401(k) to IRA Rollover Rules: What You Need to Know

Most of us don't stay at the same job forever. If you have a 401(k) plan through an employer and are downsized or decide to switch jobs, you'll generally have a few options for what to do with that money. You could leave it where it is (provided your plan's rules allow for that), you could move it into another 401(k), or you could roll it into an IRA.

There are several good reasons to initiate a 401(k) to IRA rollover, but the primary benefit is the world of investment choices IRAs typically offer. That said, there could be tax implications when you transfer money from a 401(k) to an IRA, so it's important to understand how this conversion might impact you financially.


Why choose an IRA?

IRAs provide certain benefits that 401(k)s do not. While most 401(k)s offer limited investment choices, IRAs tend to give savers far more options for where to put their money. These added choices can help you avoid high investment fees while allowing for greater diversification. Furthermore, while it's usually not a good idea to take an early withdrawal from a retirement account, IRAs offer more flexibility should this need arise. Specifically, you can withdraw up to $10,000 penalty-free from an IRA before age 59-1/2 to purchase a first-time home. You can also avoid an early withdrawal penalty if you take money out of an IRA to pay for qualified college expenses.

How to roll over your 401(k)

The easiest way to move your 401(k) without tax implications is to initiate a direct rollover, where your former plan assets are transferred directly from your employer-sponsored plan to a traditional IRA. Once you complete the appropriate paperwork, the money from your 401(k) is typically moved over by electronic transfer or check, and you won't be required to pay any taxes as part of the process.

While rolling a 401(k) into a traditional IRA is generally a fairly seamless process, transferring a traditional 401(k) to a Roth IRA is bit more complicated due to the tax implications involved. Unlike traditional 401(k)s and IRAs, which are funded with pre-tax dollars, Roth IRAs are funded with after-tax dollars. While all of these accounts get to grow tax-deferred, Roths offer the added benefit of tax-free withdrawals in retirement, whereas distributions from traditional IRAs and 401(k)s are taxed in retirement as ordinary income. If you decide to roll assets from a traditional 401(k) to a Roth IRA, you will need to pay taxes on whatever amount you convert.

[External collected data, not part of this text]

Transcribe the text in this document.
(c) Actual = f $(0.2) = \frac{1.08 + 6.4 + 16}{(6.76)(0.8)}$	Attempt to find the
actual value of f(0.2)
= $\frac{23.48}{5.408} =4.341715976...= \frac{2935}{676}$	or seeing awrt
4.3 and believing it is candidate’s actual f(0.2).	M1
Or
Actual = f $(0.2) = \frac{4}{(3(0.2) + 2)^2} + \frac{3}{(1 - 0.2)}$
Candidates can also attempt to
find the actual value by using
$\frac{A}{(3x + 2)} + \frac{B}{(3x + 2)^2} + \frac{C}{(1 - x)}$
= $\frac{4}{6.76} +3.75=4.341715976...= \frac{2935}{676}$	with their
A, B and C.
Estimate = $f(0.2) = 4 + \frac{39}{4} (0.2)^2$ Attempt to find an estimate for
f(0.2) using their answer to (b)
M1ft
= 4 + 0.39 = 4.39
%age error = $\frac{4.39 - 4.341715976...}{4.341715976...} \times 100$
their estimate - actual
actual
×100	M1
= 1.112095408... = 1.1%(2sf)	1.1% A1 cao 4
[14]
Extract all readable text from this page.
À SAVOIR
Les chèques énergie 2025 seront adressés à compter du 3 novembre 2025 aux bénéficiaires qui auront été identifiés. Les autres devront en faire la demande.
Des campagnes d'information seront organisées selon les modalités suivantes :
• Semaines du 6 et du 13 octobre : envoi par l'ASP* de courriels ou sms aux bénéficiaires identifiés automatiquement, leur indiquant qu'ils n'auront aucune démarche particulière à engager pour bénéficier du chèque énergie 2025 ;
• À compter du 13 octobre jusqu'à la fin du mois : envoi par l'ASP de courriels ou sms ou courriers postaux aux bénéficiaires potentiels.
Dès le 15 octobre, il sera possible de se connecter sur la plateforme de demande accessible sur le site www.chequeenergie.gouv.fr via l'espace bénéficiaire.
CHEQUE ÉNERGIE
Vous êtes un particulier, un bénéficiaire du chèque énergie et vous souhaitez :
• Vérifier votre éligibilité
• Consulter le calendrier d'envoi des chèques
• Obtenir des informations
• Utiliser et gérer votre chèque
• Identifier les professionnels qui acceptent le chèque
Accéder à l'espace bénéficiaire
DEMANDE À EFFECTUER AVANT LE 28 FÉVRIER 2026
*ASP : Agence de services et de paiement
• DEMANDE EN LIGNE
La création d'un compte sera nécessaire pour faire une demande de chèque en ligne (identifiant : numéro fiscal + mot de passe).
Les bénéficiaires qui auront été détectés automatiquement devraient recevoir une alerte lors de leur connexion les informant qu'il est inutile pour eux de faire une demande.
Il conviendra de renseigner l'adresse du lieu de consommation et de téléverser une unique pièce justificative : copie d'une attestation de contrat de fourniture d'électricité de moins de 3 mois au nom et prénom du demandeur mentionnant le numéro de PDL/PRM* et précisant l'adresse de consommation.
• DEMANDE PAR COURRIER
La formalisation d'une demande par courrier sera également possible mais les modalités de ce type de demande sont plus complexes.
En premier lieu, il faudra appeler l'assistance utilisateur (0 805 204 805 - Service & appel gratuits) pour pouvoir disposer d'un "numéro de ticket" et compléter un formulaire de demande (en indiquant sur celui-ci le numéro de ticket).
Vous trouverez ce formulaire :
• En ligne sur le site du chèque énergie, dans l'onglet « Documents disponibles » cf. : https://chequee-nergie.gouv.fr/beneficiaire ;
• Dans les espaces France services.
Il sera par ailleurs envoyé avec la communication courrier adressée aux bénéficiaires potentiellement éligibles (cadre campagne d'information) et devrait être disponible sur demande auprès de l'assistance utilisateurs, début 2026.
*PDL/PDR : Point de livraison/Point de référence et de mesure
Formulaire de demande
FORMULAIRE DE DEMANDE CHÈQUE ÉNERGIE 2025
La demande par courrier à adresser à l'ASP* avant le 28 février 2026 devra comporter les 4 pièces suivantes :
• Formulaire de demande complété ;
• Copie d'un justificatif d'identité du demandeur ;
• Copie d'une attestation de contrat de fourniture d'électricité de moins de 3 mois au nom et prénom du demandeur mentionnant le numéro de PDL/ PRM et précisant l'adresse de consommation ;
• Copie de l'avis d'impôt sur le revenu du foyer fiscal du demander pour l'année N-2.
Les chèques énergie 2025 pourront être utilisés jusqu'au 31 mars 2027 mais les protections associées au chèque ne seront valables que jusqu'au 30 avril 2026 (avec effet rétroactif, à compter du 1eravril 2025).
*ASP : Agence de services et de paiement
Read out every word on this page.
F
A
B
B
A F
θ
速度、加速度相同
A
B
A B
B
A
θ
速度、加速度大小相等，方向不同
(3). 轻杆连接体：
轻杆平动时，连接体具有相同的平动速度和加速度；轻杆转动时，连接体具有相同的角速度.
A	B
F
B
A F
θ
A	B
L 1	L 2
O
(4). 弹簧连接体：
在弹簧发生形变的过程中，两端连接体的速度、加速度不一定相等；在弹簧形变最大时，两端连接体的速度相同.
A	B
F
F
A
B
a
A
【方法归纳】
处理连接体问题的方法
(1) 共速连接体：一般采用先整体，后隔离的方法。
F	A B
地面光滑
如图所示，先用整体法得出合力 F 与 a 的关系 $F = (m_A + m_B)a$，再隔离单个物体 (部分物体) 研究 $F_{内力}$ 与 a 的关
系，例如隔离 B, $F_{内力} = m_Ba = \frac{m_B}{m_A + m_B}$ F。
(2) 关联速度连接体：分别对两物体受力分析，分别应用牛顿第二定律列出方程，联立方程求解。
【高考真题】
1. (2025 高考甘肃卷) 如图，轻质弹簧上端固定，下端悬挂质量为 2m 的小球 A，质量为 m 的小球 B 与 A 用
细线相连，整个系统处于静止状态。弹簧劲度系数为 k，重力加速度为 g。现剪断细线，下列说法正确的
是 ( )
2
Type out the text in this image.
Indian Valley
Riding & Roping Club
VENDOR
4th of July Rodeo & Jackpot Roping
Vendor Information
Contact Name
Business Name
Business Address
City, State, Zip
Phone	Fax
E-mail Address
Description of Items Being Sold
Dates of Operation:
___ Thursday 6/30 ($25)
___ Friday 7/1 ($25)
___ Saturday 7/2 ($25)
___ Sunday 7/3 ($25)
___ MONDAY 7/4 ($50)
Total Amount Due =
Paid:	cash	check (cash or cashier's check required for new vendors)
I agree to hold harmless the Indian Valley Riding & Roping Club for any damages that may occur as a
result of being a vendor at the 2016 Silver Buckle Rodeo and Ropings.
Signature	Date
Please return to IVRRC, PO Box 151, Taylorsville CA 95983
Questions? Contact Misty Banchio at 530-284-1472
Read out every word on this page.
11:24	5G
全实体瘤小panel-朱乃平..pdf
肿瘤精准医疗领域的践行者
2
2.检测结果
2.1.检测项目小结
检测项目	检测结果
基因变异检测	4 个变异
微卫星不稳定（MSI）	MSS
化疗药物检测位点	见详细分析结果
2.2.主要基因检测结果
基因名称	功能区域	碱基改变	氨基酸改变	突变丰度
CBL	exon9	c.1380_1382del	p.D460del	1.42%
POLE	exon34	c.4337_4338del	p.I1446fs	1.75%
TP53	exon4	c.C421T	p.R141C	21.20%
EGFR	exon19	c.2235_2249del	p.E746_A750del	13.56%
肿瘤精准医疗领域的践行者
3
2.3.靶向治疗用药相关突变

Now if you happen to have a Roth 401(k), you can roll it into a Roth IRA and avoid taxes completely. But moving assets from a traditional 401(k) to a Roth IRA will trigger a tax situation.

Indirect 401(k) rollovers

While a direct 401(k) rollover is generally the easiest way to facilitate a transfer, some people opt for indirect rollovers. Why might you do this? If you want to move money out of your former plan immediately but aren't sure where to put it, an indirect rollover buys you a little more time to make that decision.

Furthermore, under the right circumstances, an indirect rollover can serve as a short-term loan of sorts. If, for example, you're between jobs and need a little extra cash to tide yourself over, you can indirectly roll over your 401(k). When this happens, you'll get a check for your account value minus 20% for tax withholding purposes. As long as you redeposit that money into another 401(k) or IRA within 60 days, you won't face an early withdrawal penalty, and if you complete your rollover within that timeframe, your withheld funds will be returned to you when you file your tax return for the year.

There are many good reasons to roll a 401(k) into an IRA. The more aware you are of the rules and tax implications involved, the better your chances of a smooth transfer that will ultimately benefit you financially.